What may be the best next-generation thinking on defining a common regime for copied versions of all new medicines to be able to come to market can be found in a bill that is now pending before Congress.  This latest congressional effort is the MODDERN Cures Act.  The MODDERN Cures Act, according to its proponents, has the potential to be a quantum improvement over both the Hatch-Waxman Act and the Biosimilars Act in terms of meeting the needs and expectations of patients for access to lowcost, high quality medicines—while spurring greater industry focus on the development of new medicines of the greatest potential benefits for patients (i.e., those addressing unmet medical needs).  Compared to the IP interface provisions of either the Hatch-Waxman Act or the Biosimilars Act, the MODDERN Cures Act is a virtual paragon of simplicity and directness.

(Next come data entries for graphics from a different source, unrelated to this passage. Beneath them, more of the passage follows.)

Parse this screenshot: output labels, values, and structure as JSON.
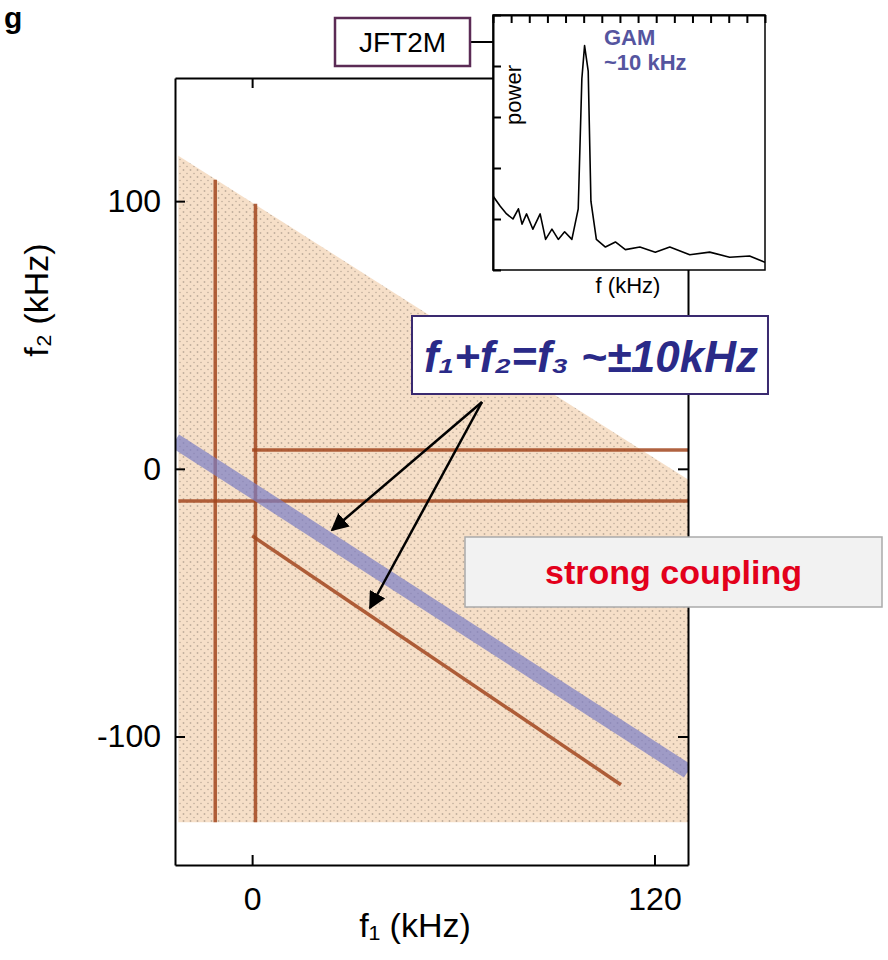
{
  "chart_data": [
    {
      "type": "line",
      "x_label": "f₁ (kHz)",
      "y_label": "f₂ (kHz)",
      "xlim": [
        -23,
        130
      ],
      "ylim": [
        -148,
        146
      ],
      "xticks": [
        0,
        120
      ],
      "yticks": [
        -100,
        0,
        100
      ],
      "grid": false,
      "annotations": [
        {
          "text": "g"
        },
        {
          "text": "JFT2M"
        },
        {
          "text": "f₁+f₂=f₃ ~±10kHz"
        },
        {
          "text": "strong coupling"
        }
      ],
      "series": [
        {
          "type": "area",
          "color": "#f6dfc8",
          "x": [
            -22,
            130,
            130,
            -22
          ],
          "values": [
            117,
            -4,
            -132,
            -132
          ]
        },
        {
          "type": "line",
          "color": "#a2471f",
          "line_style": "solid",
          "x": [
            -11,
            -11
          ],
          "values": [
            108,
            -132
          ]
        },
        {
          "type": "line",
          "color": "#a2471f",
          "line_style": "solid",
          "x": [
            1,
            1
          ],
          "values": [
            99,
            -132
          ]
        },
        {
          "type": "line",
          "color": "#a2471f",
          "line_style": "solid",
          "x": [
            -22,
            130
          ],
          "values": [
            -12,
            -12
          ]
        },
        {
          "type": "line",
          "color": "#a2471f",
          "line_style": "solid",
          "x": [
            0,
            130
          ],
          "values": [
            7,
            7
          ]
        },
        {
          "type": "line",
          "color": "#a2471f",
          "line_style": "solid",
          "x": [
            0,
            110
          ],
          "values": [
            -25,
            -118
          ]
        },
        {
          "type": "line",
          "color": "#7b7ec4",
          "line_style": "band",
          "x": [
            -23,
            130
          ],
          "values": [
            10.5,
            -113
          ]
        }
      ]
    },
    {
      "type": "line",
      "x_label": "f (kHz)",
      "y_label": "power",
      "xlim": [
        0,
        30
      ],
      "ylim": [
        0,
        10
      ],
      "xticks": [
        0,
        2,
        4,
        6,
        8,
        10,
        12,
        14,
        16,
        18,
        20,
        22,
        24,
        26,
        28,
        30
      ],
      "yticks": [
        0,
        2,
        4,
        6,
        8,
        10
      ],
      "tick_labels": false,
      "grid": false,
      "annotations": [
        {
          "text": "GAM"
        },
        {
          "text": "~10 kHz"
        }
      ],
      "series": [
        {
          "color": "#000000",
          "line_style": "solid",
          "x": [
            0,
            0.8,
            1.5,
            2.2,
            2.8,
            3.2,
            3.7,
            4.4,
            5.2,
            5.8,
            6.5,
            7.2,
            7.9,
            8.7,
            9.4,
            9.8,
            10.1,
            10.5,
            10.8,
            11.4,
            12.4,
            13.5,
            14.6,
            16.2,
            17.9,
            19.5,
            21.7,
            23.9,
            26.1,
            28.3,
            30
          ],
          "values": [
            2.9,
            2.5,
            2.2,
            2.0,
            2.4,
            1.8,
            2.2,
            1.6,
            2.2,
            1.2,
            1.6,
            1.2,
            1.5,
            1.2,
            2.4,
            7.5,
            8.8,
            7.8,
            2.7,
            1.2,
            0.9,
            1.1,
            0.8,
            0.9,
            0.7,
            0.9,
            0.6,
            0.7,
            0.5,
            0.55,
            0.3
          ]
        }
      ]
    }
  ]
}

This blogger (Kurt R. Karst), in an article titled “Letting the Devil Ride: Thirty Years of ANDA Suitability Petitions Under the Hatch-Waxman Act,” provides the first ever analysis of the FDA’s nearly 30-year track record of responding to ANDA suitability petitions submitted pursuant to FDC Act § 505(j)(2)(C).  The article traces the history of generic drug development and the petitioned ANDA from a regulation promulgated shortly before the enactment of the Hatch-Waxman Amendments to the current statute; analyzes almost 1,300 suitability petitions submitted to FDA since September 24, 1984 (and provides various data tables on suitability petitions submitted to and acted on by FDA each year from 1984 to 2013); suggests some reasons for the decline in the popularity of the petitioned ANDA as a vehicle for obtaining approval of a generic drug; and recommends that FDA implement procedures to meet the statutory 90-day deadline for approving or disapproving an ANDA suitability petition, or that Congress amend the FDC Act to provide FDA with a more practical deadline to rule on a suitability petition.

Shashank Upadhye’s article, titled “There’s a Hole in My Bucket Dear Liza, Dear Liza: The 30-Year Anniversary of the Hatch-Waxman Act: Resolved and Unresolved Gaps and Court-Driven Policy Gap Filling,” examines how implementation of the Hatch-Waxman Amendments (and amendments to that law) has caused significant problems in the marketplace and how court-driven policy has also been a culprit in the Act’s interpretations and executions.  Mr. Upadhye has been a busy writer of late.  In another article published in the Boston University Journal of Science and Technology Law, and titled “The FDA and Patent, Antitrust, and Property Takings Laws: Strange Bedfellows Useful To Unblock Access To Blocked Drugs,” he discusses the impact of REMS (Risk Evaluation & Mitigation Strategies) on generic drug development.

Lars P. Taavola, in a piece titled “Jumping into the Actavis Briar Patch—Insight into How Courts May Structure Reverse Payment Antitrust Proceedings and the Questions That Actavis Left Unanswered,” looks at how courts will have to decide some seminal questions in light of the U.S. Supreme Court’s decision in Federal Trade Commission v. Actavis, Inc., 133 S. Ct. 2223 (2013) (see here), concerning drug patent settlement agreements.

Brian P. Wallenfelt argues in his article, titled “Hatch-Waxman and Medical Devices,” that the similarities between medical devices and drugs outweigh the differences, and, accordingly, that there should be an abbreviated review process for medical devices.

In an essay titled “When Patents Aren’t Enough: Why Biologics Necessitate Data Exclusivity Protection” Kristina M. Lybecker, Associate Professor of Economics at Colorado College, says that the Trans-Pacific Partnership Trade Agreement currently being negotiated (see our previous post here) “should include the proposed twelve years of data exclusivity and provide innovative firms with the incentives needed to continue to invest in the breakthrough therapies that will extend and enhance life for years to come.”